None of those words support the initial claim that the CDC has issued guidance to cook steaks to 160F, which is a claim that at this point I can only believe to be a fabrication that was made in bad faith.
I do not wish to spend any time at all determining which of your other claims may also be fabricated.
it was not the CDC but the USDA [0]:
> Bird flu virus particles were found in beef tissue taken from one dairy cow sent to be slaughtered for meat, and meat from the animal did not enter the food supply, USDA said last month.
> The agency has reported that no viral particles were found in samples of ground beef collected at retail stores, and that no bird flu virus was found after cooking ground beef to medium to well done, after it was injected with a virus surrogate as part of an experiment.
day by day, imo, this virus is inching closer to humans. recently house mice were found to be infected [1]. it's becoming a bit reminiscent of late 2019.
[0] https://www.reuters.com/world/us/cows-infected-with-bird-flu...
[1] https://www.telegraph.co.uk/global-health/science-and-diseas...
0: https://www.reuters.com/world/us/cows-infected-with-bird-flu...
https://www.aphis.usda.gov/livestock-poultry-disease/avian/a...
I'm not sure why the Telegraph got all bent out of shape over a few mice in New Mexico.
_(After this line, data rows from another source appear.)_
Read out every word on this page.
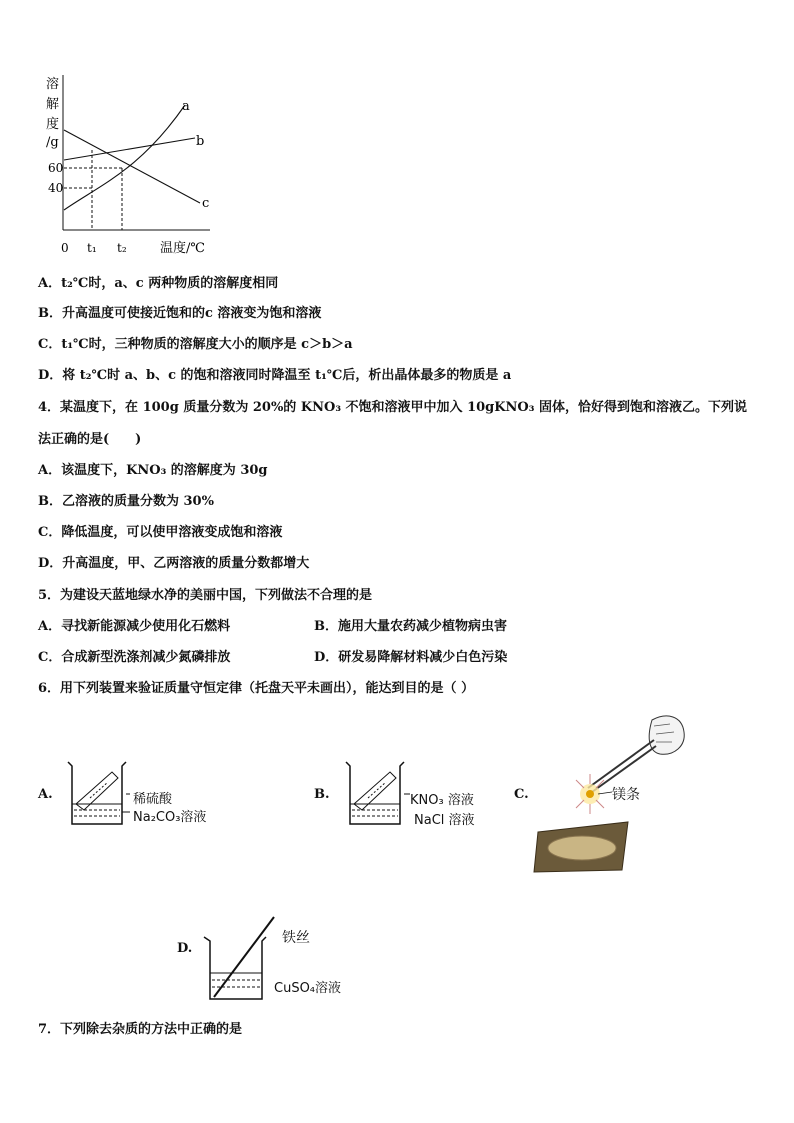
溶
解
度
/g
a
b
c
60
40
0 t₁ t₂	温度/℃
A．t₂℃时，a、c 两种物质的溶解度相同
B．升高温度可使接近饱和的c 溶液变为饱和溶液
C．t₁℃时，三种物质的溶解度大小的顺序是 c＞b＞a
D．将 t₂℃时 a、b、c 的饱和溶液同时降温至 t₁℃后，析出晶体最多的物质是 a
4．某温度下，在 100g 质量分数为 20%的 KNO₃ 不饱和溶液甲中加入 10gKNO₃ 固体，恰好得到饱和溶液乙。下列说
法正确的是(　　)
A．该温度下，KNO₃ 的溶解度为 30g
B．乙溶液的质量分数为 30%
C．降低温度，可以使甲溶液变成饱和溶液
D．升高温度，甲、乙两溶液的质量分数都增大
5．为建设天蓝地绿水净的美丽中国，下列做法不合理的是
A．寻找新能源减少使用化石燃料	B．施用大量农药减少植物病虫害
C．合成新型洗涤剂减少氮磷排放	D．研发易降解材料减少白色污染
6．用下列装置来验证质量守恒定律（托盘天平未画出），能达到目的是（ ）
A.	稀硫酸
Na₂CO₃溶液
B.	KNO₃ 溶液
NaCl 溶液
C.	镁条
D.
铁丝
CuSO₄溶液
7．下列除去杂质的方法中正确的是
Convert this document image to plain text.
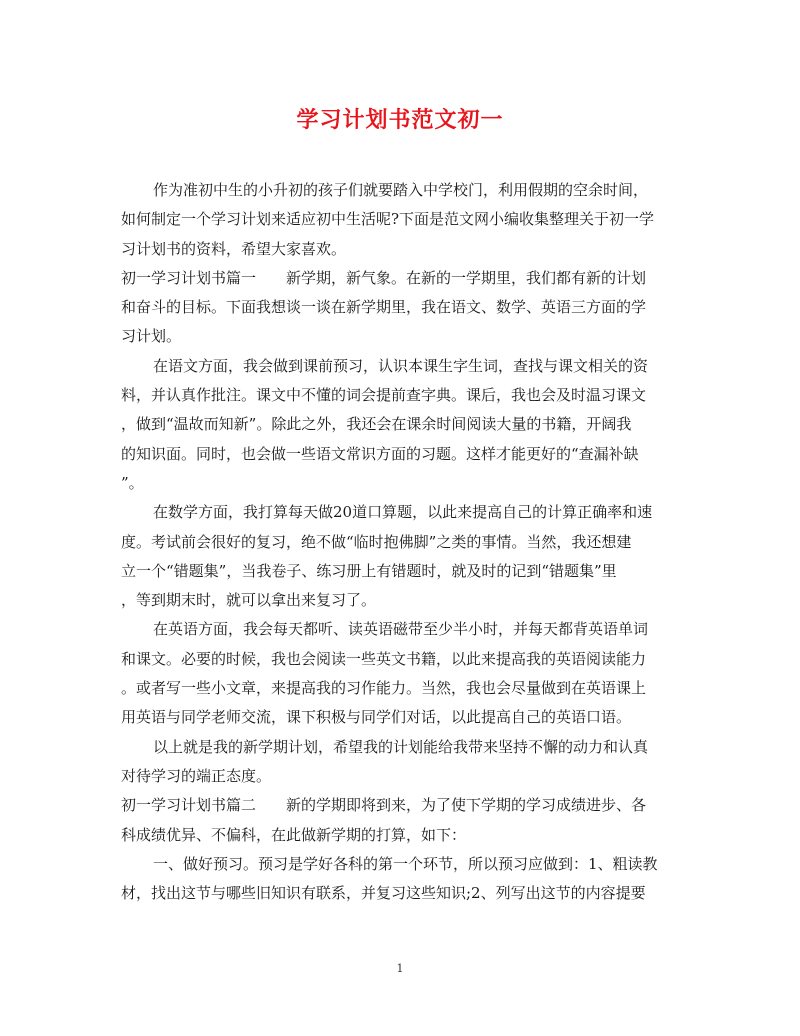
学习计划书范文初一
作为准初中生的小升初的孩子们就要踏入中学校门，利用假期的空余时间，
如何制定一个学习计划来适应初中生活呢?下面是范文网小编收集整理关于初一学
习计划书的资料，希望大家喜欢。
初一学习计划书篇一　　新学期，新气象。在新的一学期里，我们都有新的计划
和奋斗的目标。下面我想谈一谈在新学期里，我在语文、数学、英语三方面的学
习计划。
在语文方面，我会做到课前预习，认识本课生字生词，查找与课文相关的资
料，并认真作批注。课文中不懂的词会提前查字典。课后，我也会及时温习课文
，做到“温故而知新”。除此之外，我还会在课余时间阅读大量的书籍，开阔我
的知识面。同时，也会做一些语文常识方面的习题。这样才能更好的“查漏补缺
”。
在数学方面，我打算每天做20道口算题，以此来提高自己的计算正确率和速
度。考试前会很好的复习，绝不做“临时抱佛脚”之类的事情。当然，我还想建
立一个“错题集”，当我卷子、练习册上有错题时，就及时的记到“错题集”里
，等到期末时，就可以拿出来复习了。
在英语方面，我会每天都听、读英语磁带至少半小时，并每天都背英语单词
和课文。必要的时候，我也会阅读一些英文书籍，以此来提高我的英语阅读能力
。或者写一些小文章，来提高我的习作能力。当然，我也会尽量做到在英语课上
用英语与同学老师交流，课下积极与同学们对话，以此提高自己的英语口语。
以上就是我的新学期计划，希望我的计划能给我带来坚持不懈的动力和认真
对待学习的端正态度。
初一学习计划书篇二　　新的学期即将到来，为了使下学期的学习成绩进步、各
科成绩优异、不偏科，在此做新学期的打算，如下：
一、做好预习。预习是学好各科的第一个环节，所以预习应做到：1、粗读教
材，找出这节与哪些旧知识有联系，并复习这些知识;2、列写出这节的内容提要
1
If you scroll down and look at the table provided in the link above you will see that 17 domestic cats in 8 different states have tested positive, 17 cases in raccoons in various states, Over 90 cases in red foxes, around 40 cases in skunks, and 6 cases reported in possums, and many others.
So it spreads to any carnivorous or omnivorous mammal that feeds on birds, birds' eggs or scavenges their carrion. As well as a some that are probably getting it transmitted by some secondary means, such as contact with feces, eating another infected mammal or rodent, drinking cow's milk, etc. It does not appear that it is spreading from species member to species member, except maybe for the red fox?
A lot of this data is from 2022 and 2023. Not sure if they are no longer detecting it, or no longer testing a given species. You can read at the top of the page that there is no systematic testing of wild mammals, and that they are getting this ad hoc from "reporting agencies".